UMass Amherst Awarded $3M Grant for Teacher Development
AMHERST — The School of Education at UMass Amherst has received a six-year, $3 million grant from the National Science Foundation to create a network that helps train and retain science and math teachers for middle and high schools.
The project addresses the critical need for middle- and high-school science, technology, engineering, and mathematics (STEM) teachers through collaboration between UMass Amherst educators and researchers from the School of Education and the colleges of Natural Sciences and Engineering, and mathematics and science administrators from regional school districts. The participating schools include the Springfield, Holyoke, and Greenfield public schools and the Mahar Regional School District in Orange.

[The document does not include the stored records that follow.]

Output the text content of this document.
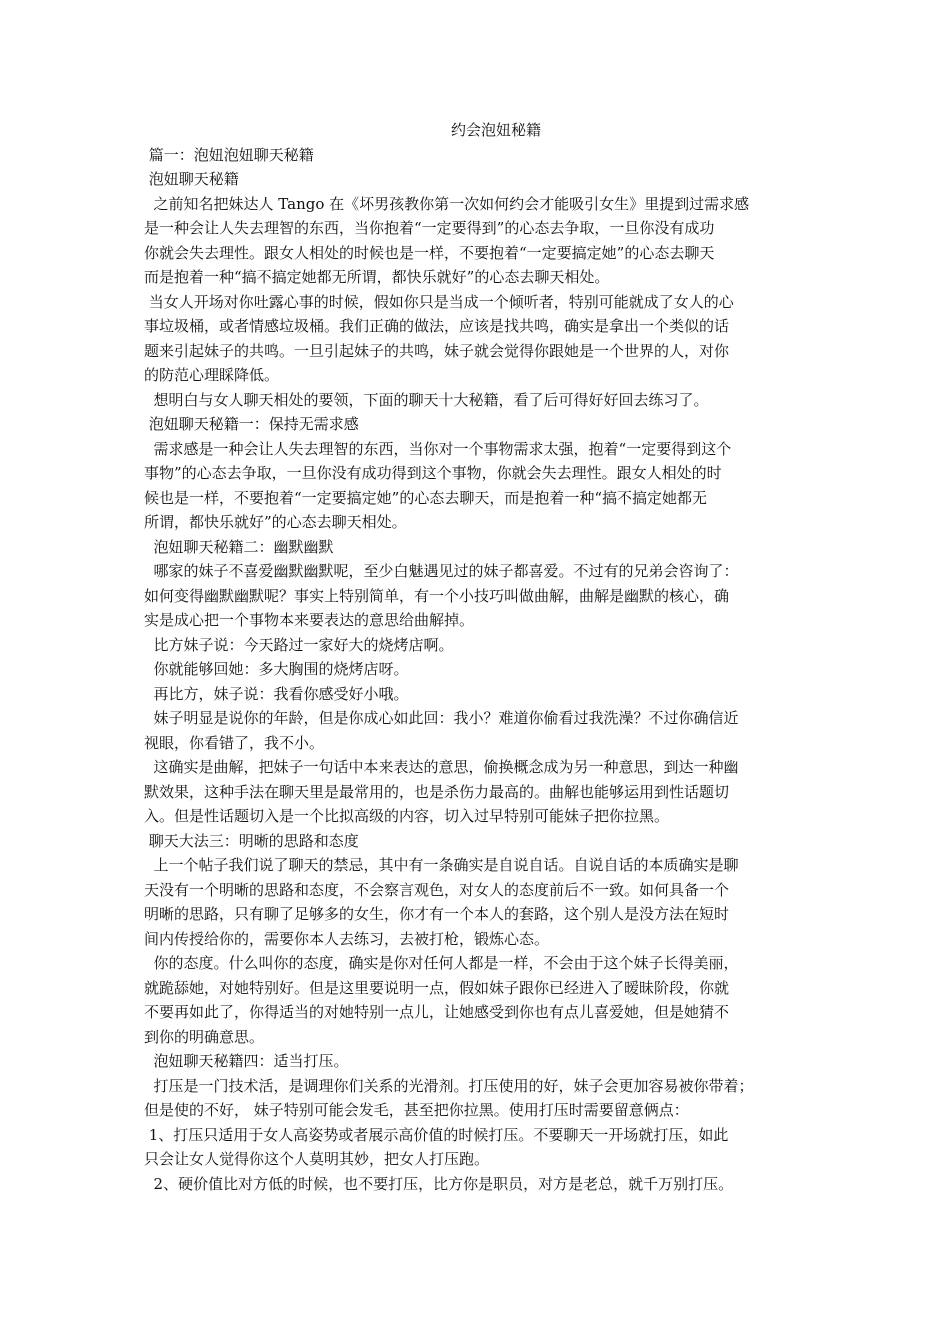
约会泡妞秘籍
篇一：泡妞泡妞聊天秘籍
泡妞聊天秘籍
之前知名把妹达人 Tango 在《坏男孩教你第一次如何约会才能吸引女生》里提到过需求感
是一种会让人失去理智的东西，当你抱着“一定要得到”的心态去争取，一旦你没有成功
你就会失去理性。跟女人相处的时候也是一样，不要抱着“一定要搞定她”的心态去聊天
而是抱着一种“搞不搞定她都无所谓，都快乐就好”的心态去聊天相处。
当女人开场对你吐露心事的时候，假如你只是当成一个倾听者，特别可能就成了女人的心
事垃圾桶，或者情感垃圾桶。我们正确的做法，应该是找共鸣，确实是拿出一个类似的话
题来引起妹子的共鸣。一旦引起妹子的共鸣，妹子就会觉得你跟她是一个世界的人，对你
的防范心理睬降低。
想明白与女人聊天相处的要领，下面的聊天十大秘籍，看了后可得好好回去练习了。
泡妞聊天秘籍一：保持无需求感
需求感是一种会让人失去理智的东西，当你对一个事物需求太强，抱着“一定要得到这个
事物”的心态去争取，一旦你没有成功得到这个事物，你就会失去理性。跟女人相处的时
候也是一样，不要抱着“一定要搞定她”的心态去聊天，而是抱着一种“搞不搞定她都无
所谓，都快乐就好”的心态去聊天相处。
泡妞聊天秘籍二：幽默幽默
哪家的妹子不喜爱幽默幽默呢，至少白魅遇见过的妹子都喜爱。不过有的兄弟会咨询了：
如何变得幽默幽默呢？事实上特别简单，有一个小技巧叫做曲解，曲解是幽默的核心，确
实是成心把一个事物本来要表达的意思给曲解掉。
比方妹子说：今天路过一家好大的烧烤店啊。
你就能够回她：多大胸围的烧烤店呀。
再比方，妹子说：我看你感受好小哦。
妹子明显是说你的年龄，但是你成心如此回：我小？难道你偷看过我洗澡？不过你确信近
视眼，你看错了，我不小。
这确实是曲解，把妹子一句话中本来表达的意思，偷换概念成为另一种意思，到达一种幽
默效果，这种手法在聊天里是最常用的，也是杀伤力最高的。曲解也能够运用到性话题切
入。但是性话题切入是一个比拟高级的内容，切入过早特别可能妹子把你拉黑。
聊天大法三：明晰的思路和态度
上一个帖子我们说了聊天的禁忌，其中有一条确实是自说自话。自说自话的本质确实是聊
天没有一个明晰的思路和态度，不会察言观色，对女人的态度前后不一致。如何具备一个
明晰的思路，只有聊了足够多的女生，你才有一个本人的套路，这个别人是没方法在短时
间内传授给你的，需要你本人去练习，去被打枪，锻炼心态。
你的态度。什么叫你的态度，确实是你对任何人都是一样，不会由于这个妹子长得美丽，
就跪舔她，对她特别好。但是这里要说明一点，假如妹子跟你已经进入了暧昧阶段，你就
不要再如此了，你得适当的对她特别一点儿，让她感受到你也有点儿喜爱她，但是她猜不
到你的明确意思。
泡妞聊天秘籍四：适当打压。
打压是一门技术活，是调理你们关系的光滑剂。打压使用的好，妹子会更加容易被你带着；
但是使的不好， 妹子特别可能会发毛，甚至把你拉黑。使用打压时需要留意俩点：
1、打压只适用于女人高姿势或者展示高价值的时候打压。不要聊天一开场就打压，如此
只会让女人觉得你这个人莫明其妙，把女人打压跑。
2、硬价值比对方低的时候，也不要打压，比方你是职员，对方是老总，就千万别打压。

The Amherst-based Hitchcock Center for the Environment, a nonprofit organization focused on the professional development of teachers and the education of young people in the sciences, is a key partner in this project. The program is designed to encourage talented students and professionals to pursue teaching careers and to develop long-term commitments to teaching students in high-needs secondary schools.

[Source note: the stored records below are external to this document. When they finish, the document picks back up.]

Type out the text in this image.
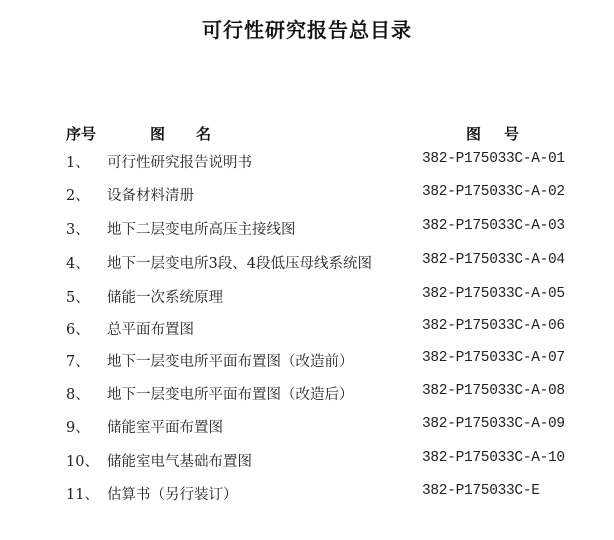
可行性研究报告总目录
序号	图　名	图　号
1、 可行性研究报告说明书	382-P175033C-A-01
2、 设备材料清册	382-P175033C-A-02
3、 地下二层变电所高压主接线图	382-P175033C-A-03
4、 地下一层变电所3段、4段低压母线系统图	382-P175033C-A-04
5、 储能一次系统原理	382-P175033C-A-05
6、 总平面布置图	382-P175033C-A-06
7、 地下一层变电所平面布置图（改造前）	382-P175033C-A-07
8、 地下一层变电所平面布置图（改造后）	382-P175033C-A-08
9、 储能室平面布置图	382-P175033C-A-09
10、 储能室电气基础布置图	382-P175033C-A-10
11、 估算书（另行装订）	382-P175033C-E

UMass Amherst faculty involved in the grant are Kathleen Davis, Sandra Madden, and Barbara Madeloni, all of the School of Education’s department of Teacher Education and Curriculum Studies; Stephen Schneider, head of the department of Astronomy in the College of Natural Sciences; and Paula Sturdevant Rees, from the Water Resources Research Center and the College of Engineering.
The six-year project supports an engaged community of 20 master teacher fellows — teachers with master’s degrees and demonstrated excellence in teaching currently working in the partner districts — and 20 teaching fellows who are post-baccalaureate students and professionals holding STEM degrees who will earn a teaching credential and teach in a high-needs district.